Hiring is a big step for many organizations, and can feel intimidating. But there’s one crucial element that most organizations either don’t really think about, or don’t do very well, that can make the difference in predicting hiring success: defining their ideal applicant and what will they bring to the role.
Many managers will never even think about this, but it is essential for two reasons:
1. No two roles are the same. Two sales roles in two different businesses might need very different skills and qualities. Some sales people love the hard sell, others are more passive.
2. ‘Experienced’ does not equal ‘effective’. Bluntly: some people are really bad at their jobs, even though they’ve been in them for a long time.
So how do you actually work out what you need? Here’s five things to consider to help you define your ideal applicant:
What are the hard, non-negotiable elements of the role, which an applicant must have to be considered for the role? For example, a driving license.
Keep your requirements focused. Take whether the successful applicant need to have a degree. Rather than making this a requirement, break out the specific knowledge and skills applicants will have learned from formal education and their career to-date.

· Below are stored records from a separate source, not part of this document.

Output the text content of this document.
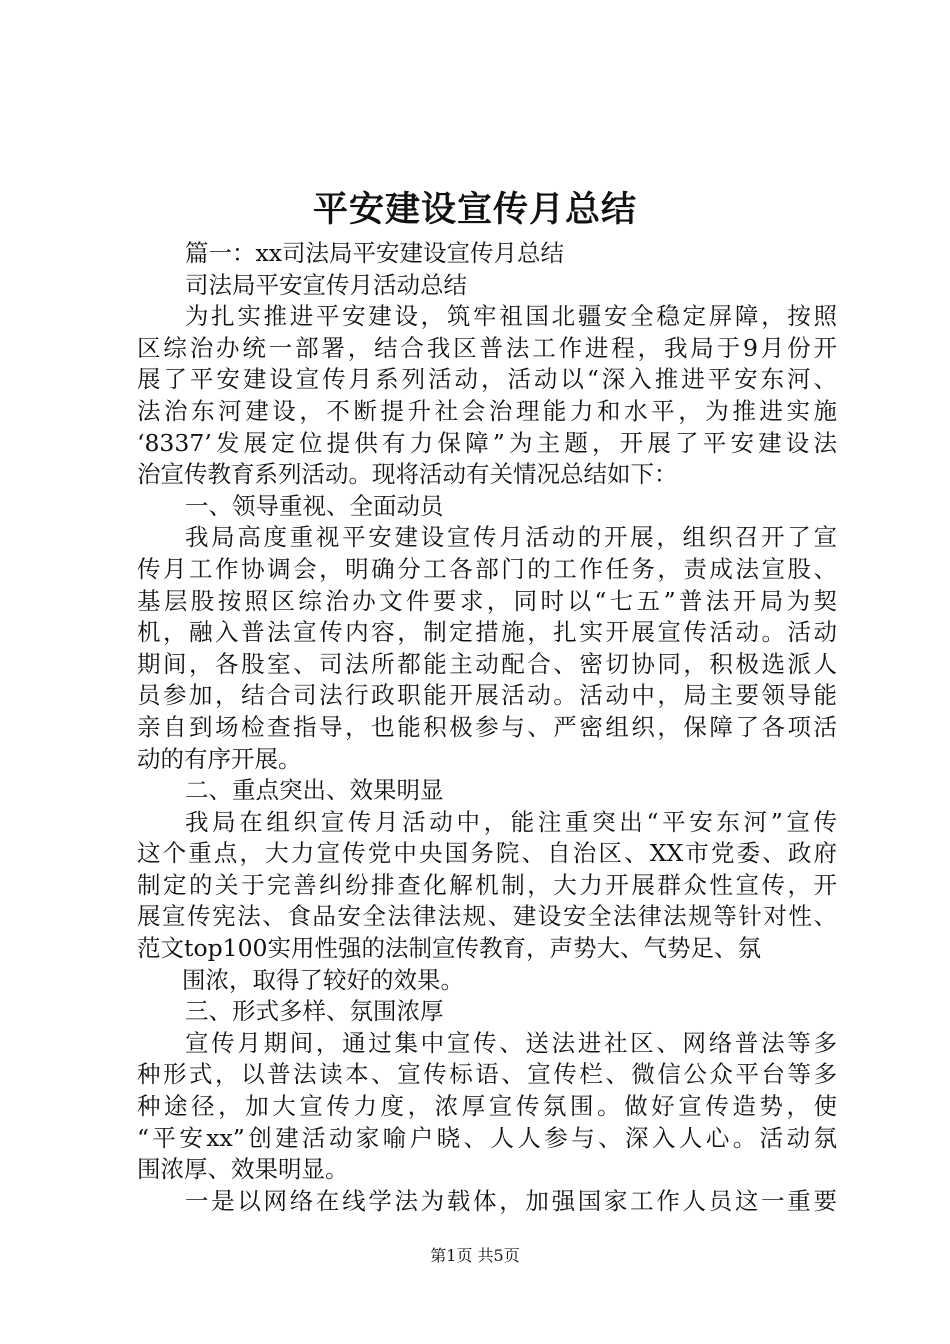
平安建设宣传月总结
篇一：xx司法局平安建设宣传月总结
司法局平安宣传月活动总结
为扎实推进平安建设，筑牢祖国北疆安全稳定屏障，按照
区综治办统一部署，结合我区普法工作进程，我局于9月份开
展了平安建设宣传月系列活动，活动以“深入推进平安东河、
法治东河建设，不断提升社会治理能力和水平，为推进实施
‘8337’发展定位提供有力保障”为主题，开展了平安建设法
治宣传教育系列活动。现将活动有关情况总结如下：
一、领导重视、全面动员
我局高度重视平安建设宣传月活动的开展，组织召开了宣
传月工作协调会，明确分工各部门的工作任务，责成法宣股、
基层股按照区综治办文件要求，同时以“七五”普法开局为契
机，融入普法宣传内容，制定措施，扎实开展宣传活动。活动
期间，各股室、司法所都能主动配合、密切协同，积极选派人
员参加，结合司法行政职能开展活动。活动中，局主要领导能
亲自到场检查指导，也能积极参与、严密组织，保障了各项活
动的有序开展。
二、重点突出、效果明显
我局在组织宣传月活动中，能注重突出“平安东河”宣传
这个重点，大力宣传党中央国务院、自治区、XX市党委、政府
制定的关于完善纠纷排查化解机制，大力开展群众性宣传，开
展宣传宪法、食品安全法律法规、建设安全法律法规等针对性、
范文top100实用性强的法制宣传教育，声势大、气势足、氛
围浓，取得了较好的效果。
三、形式多样、氛围浓厚
宣传月期间，通过集中宣传、送法进社区、网络普法等多
种形式，以普法读本、宣传标语、宣传栏、微信公众平台等多
种途径，加大宣传力度，浓厚宣传氛围。做好宣传造势，使
“平安xx”创建活动家喻户晓、人人参与、深入人心。活动氛
围浓厚、效果明显。
一是以网络在线学法为载体，加强国家工作人员这一重要
第1页 共5页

Think about the day-to-day things the successful applicant will do in the job. Keep these short and specific, and action oriented. A sales assistant job might include: processing customer transactions, or providing advice and guidance on products and services.
Then define which of these you need applicants to have done before. It might be easy for applicants to learn how to use your electronic payment system, so you don’t need someone to have used one previously. But you really need someone to have previously assisted customers. This gives you a much better idea of what you are looking for than years of experience, especially as applicants may have completed these tasks in other roles.
What subjects and topics should applicants know about? If you run a sports store, you might want applicants to have knowledge of a particular sport. If you run a pre-school, you might want applicants to know your state’s education requirements for preschoolers.
What are the things an applicant should bring to the role? These should be generic and transferable from other roles and formal education. Think math skills, or technology skills.
What are the character traits of your ideal applicant? Do you want someone who works independently or someone who is good at working with others? Do you want someone who demonstrates a willingness to learn, or someone who exercises leadership?